Post
Topic
Board Development & Technical Discussion
Merits 1 from 1 user
Re: zero point of secp256k1
by
NotATether
on 20/12/2021, 04:30:35 UTC
⭐ Merited by BlackHatCoiner (1)
I'm not 100% sure for this, but you can't subtract this way in ECC.

Think of this. 1*G - 1*G would be equal with 1*G + (-1)*G, right? But, -1 is outside the range. In finite fields, -1 is equal with N-1 which is 0xFFFFFFFFFFFFFFFFFFFFFFFFFFFFFFFEBAAEDCE6AF48A03BBFD25E8CD0364139.

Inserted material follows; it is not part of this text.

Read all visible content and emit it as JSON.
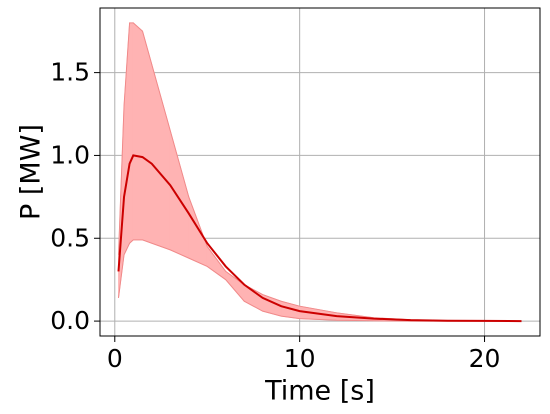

So, what you really do is 1*G + (N-1)*G which is N*G. Apparently, k*G + (-k)*G is always N*G, but I need this to be confirmed. Anyway, check: How to subtract two points on an elliptic curve?

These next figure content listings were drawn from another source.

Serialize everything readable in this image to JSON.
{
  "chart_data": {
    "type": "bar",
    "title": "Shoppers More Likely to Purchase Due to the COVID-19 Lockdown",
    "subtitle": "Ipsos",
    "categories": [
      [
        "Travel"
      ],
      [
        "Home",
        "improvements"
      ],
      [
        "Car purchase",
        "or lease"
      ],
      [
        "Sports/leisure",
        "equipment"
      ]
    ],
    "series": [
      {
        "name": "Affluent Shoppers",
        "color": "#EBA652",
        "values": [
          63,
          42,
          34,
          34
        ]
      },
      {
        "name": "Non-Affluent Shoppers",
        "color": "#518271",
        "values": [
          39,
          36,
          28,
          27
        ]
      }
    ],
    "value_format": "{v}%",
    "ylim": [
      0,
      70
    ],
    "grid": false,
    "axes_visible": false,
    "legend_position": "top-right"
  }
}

Subtracting a point by itself always leads to zero because one of the points is at the top of the Y axis, the other is on the bottom of the Y axis but has the same X coordinate so they just have a flipped Y coordinate.

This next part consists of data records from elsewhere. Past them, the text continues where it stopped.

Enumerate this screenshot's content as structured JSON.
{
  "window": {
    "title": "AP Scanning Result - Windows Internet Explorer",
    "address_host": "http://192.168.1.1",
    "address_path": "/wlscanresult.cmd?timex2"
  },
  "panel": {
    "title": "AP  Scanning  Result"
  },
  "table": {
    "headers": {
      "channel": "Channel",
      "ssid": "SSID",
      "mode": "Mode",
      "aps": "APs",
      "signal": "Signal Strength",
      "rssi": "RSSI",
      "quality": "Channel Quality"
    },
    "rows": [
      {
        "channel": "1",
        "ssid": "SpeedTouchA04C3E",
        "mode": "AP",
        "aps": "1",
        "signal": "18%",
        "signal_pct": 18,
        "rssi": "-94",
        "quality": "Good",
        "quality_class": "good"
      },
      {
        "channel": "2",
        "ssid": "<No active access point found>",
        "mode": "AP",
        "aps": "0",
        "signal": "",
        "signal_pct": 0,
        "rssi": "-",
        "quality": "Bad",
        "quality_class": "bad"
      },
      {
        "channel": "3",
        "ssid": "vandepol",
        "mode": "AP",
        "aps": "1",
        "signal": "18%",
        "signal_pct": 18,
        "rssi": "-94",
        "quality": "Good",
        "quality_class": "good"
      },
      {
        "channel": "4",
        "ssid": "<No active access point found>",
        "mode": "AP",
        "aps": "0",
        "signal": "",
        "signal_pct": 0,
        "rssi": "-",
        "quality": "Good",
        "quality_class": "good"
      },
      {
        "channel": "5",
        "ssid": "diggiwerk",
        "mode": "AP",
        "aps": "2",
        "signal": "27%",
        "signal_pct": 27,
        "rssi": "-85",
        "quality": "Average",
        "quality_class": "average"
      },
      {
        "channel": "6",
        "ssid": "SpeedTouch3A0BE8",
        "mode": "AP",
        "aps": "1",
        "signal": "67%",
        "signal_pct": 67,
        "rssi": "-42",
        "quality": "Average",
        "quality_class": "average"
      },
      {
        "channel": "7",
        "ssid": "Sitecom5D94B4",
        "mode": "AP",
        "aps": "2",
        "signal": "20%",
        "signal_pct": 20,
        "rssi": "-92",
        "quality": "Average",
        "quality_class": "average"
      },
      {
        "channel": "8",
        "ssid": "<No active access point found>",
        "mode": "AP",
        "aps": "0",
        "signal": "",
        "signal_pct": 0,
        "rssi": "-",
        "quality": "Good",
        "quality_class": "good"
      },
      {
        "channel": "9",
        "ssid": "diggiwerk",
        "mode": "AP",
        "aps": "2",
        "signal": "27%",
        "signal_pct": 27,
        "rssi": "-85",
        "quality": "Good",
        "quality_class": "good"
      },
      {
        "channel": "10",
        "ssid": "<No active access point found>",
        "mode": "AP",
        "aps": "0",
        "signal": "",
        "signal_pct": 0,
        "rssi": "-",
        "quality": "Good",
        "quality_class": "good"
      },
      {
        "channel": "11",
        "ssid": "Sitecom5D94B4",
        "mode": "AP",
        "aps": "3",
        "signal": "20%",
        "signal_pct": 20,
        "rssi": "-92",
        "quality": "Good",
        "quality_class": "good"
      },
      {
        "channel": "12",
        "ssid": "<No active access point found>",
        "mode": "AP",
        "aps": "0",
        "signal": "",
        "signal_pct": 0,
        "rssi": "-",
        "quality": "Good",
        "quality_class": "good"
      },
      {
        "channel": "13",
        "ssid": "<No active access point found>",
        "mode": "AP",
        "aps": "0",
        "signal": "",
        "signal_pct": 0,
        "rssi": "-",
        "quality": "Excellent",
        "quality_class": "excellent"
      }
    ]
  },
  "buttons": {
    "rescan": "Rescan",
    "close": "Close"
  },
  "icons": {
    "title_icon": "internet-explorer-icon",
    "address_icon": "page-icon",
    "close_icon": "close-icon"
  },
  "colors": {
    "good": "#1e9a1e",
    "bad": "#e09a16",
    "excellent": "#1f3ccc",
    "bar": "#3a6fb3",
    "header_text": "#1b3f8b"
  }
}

Since subtraction is just negative addition, and point addition just finds the third point on the curve that forms a line with the other two points, when you're subtracting a point from itself that third, intermediate point does not exist so it passes through the infinity point that's in three-dimensional space, which is how you arrive at the 0G result. It would not be equal to -1G.